Output Area Classification

Figure 12 illustrates the land classification counts by different locations. Results show that cosmopolitans, densely populated urban areas where most of the population live, account for the largest proportion in most locations except for Naïve locations. In addition, LSTM locations cover a wide variety of land types.

Multi-Relationships with Spatial Factors

Figure 13 shows the correlation matrix of continuous variables. No significant correlation among variables was observed.
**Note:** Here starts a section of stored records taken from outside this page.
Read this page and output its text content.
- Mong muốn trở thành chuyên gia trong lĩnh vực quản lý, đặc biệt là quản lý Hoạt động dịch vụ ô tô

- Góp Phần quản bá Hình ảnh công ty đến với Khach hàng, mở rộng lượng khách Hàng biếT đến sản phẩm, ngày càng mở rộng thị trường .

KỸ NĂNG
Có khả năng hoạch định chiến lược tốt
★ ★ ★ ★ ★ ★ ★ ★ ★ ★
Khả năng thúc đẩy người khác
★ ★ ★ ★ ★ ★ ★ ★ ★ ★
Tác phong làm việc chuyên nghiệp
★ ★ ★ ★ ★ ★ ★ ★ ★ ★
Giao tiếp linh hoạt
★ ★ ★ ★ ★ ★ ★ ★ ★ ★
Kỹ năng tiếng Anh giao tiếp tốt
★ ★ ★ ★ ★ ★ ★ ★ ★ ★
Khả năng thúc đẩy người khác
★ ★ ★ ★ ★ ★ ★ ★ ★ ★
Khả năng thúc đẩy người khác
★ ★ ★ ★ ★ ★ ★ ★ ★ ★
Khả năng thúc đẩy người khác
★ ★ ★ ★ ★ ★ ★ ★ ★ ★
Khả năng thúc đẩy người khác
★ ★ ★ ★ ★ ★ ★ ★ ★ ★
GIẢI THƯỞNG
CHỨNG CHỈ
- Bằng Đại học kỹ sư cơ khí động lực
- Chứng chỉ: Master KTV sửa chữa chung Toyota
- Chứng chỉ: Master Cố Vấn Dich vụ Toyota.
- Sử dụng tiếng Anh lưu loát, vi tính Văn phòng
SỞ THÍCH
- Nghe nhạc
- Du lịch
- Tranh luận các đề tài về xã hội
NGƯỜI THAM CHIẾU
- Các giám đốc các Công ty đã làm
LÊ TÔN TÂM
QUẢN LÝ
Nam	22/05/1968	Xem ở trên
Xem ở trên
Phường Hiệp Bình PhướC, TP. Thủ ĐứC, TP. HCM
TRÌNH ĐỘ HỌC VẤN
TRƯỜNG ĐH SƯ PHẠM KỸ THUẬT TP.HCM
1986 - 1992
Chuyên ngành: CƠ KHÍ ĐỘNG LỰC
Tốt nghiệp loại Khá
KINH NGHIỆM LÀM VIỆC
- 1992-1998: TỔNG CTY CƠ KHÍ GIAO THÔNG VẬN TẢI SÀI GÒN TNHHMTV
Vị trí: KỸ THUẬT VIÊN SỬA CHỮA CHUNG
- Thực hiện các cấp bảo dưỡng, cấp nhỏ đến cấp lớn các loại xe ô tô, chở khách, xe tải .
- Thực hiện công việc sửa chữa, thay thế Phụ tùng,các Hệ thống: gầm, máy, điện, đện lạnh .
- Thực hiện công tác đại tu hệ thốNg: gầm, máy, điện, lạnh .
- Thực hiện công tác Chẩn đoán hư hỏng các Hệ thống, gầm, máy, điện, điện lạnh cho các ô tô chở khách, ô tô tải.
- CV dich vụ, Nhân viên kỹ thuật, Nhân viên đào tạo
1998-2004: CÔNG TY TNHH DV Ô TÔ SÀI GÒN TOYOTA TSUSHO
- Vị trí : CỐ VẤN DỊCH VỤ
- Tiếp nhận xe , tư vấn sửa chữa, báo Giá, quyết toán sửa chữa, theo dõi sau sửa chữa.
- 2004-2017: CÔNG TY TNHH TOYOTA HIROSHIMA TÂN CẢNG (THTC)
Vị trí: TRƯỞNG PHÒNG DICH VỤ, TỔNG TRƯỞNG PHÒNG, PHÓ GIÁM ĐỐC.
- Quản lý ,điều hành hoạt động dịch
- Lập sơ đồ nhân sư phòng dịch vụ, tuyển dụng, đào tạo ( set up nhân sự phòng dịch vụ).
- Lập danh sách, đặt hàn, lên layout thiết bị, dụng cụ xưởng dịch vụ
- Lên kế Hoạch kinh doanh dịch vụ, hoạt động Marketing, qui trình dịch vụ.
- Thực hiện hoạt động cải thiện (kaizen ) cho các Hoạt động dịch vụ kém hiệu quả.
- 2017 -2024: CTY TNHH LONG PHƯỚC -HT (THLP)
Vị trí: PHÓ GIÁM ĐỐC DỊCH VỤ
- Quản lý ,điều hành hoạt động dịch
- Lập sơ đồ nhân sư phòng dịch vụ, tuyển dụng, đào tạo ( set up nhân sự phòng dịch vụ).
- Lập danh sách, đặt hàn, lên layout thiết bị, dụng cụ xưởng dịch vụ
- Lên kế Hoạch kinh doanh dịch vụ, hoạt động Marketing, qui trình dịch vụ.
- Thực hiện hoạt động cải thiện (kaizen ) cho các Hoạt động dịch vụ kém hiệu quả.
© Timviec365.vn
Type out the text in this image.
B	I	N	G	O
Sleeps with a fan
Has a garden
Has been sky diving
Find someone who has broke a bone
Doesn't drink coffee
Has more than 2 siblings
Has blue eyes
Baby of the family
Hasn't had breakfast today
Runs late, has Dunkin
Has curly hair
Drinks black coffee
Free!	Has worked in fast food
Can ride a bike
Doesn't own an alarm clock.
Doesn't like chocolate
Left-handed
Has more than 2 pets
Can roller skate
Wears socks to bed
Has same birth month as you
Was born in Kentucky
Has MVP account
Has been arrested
The RF classifier model is not well-fitted for predicting the optimal method for each location through spatial characteristic variables. The training accuracy is 0.98, and the test accuracy is 0.61. Results shown in Figure 14 indicate that the optimal footfall prediction method of locations relates more to the Distance between locations on different roads. – We need to consider presenting this part as it is quite important, but it is a whole new paper

At Appendix B we showed a particular case of study for two locations on a famous high street in London, Oxford Circus.

4. Discussion

Results of the comparison among the performance of different prediction models show that the performance of the LSTM model is the most stable, even in retail areas where the LSTM is not the optimal footfall forecasting model, the prediction error is relatively small, which means that the LSTM model has a very good fit for the pedestrian flow prediction in all sorts of retail areas across the UK.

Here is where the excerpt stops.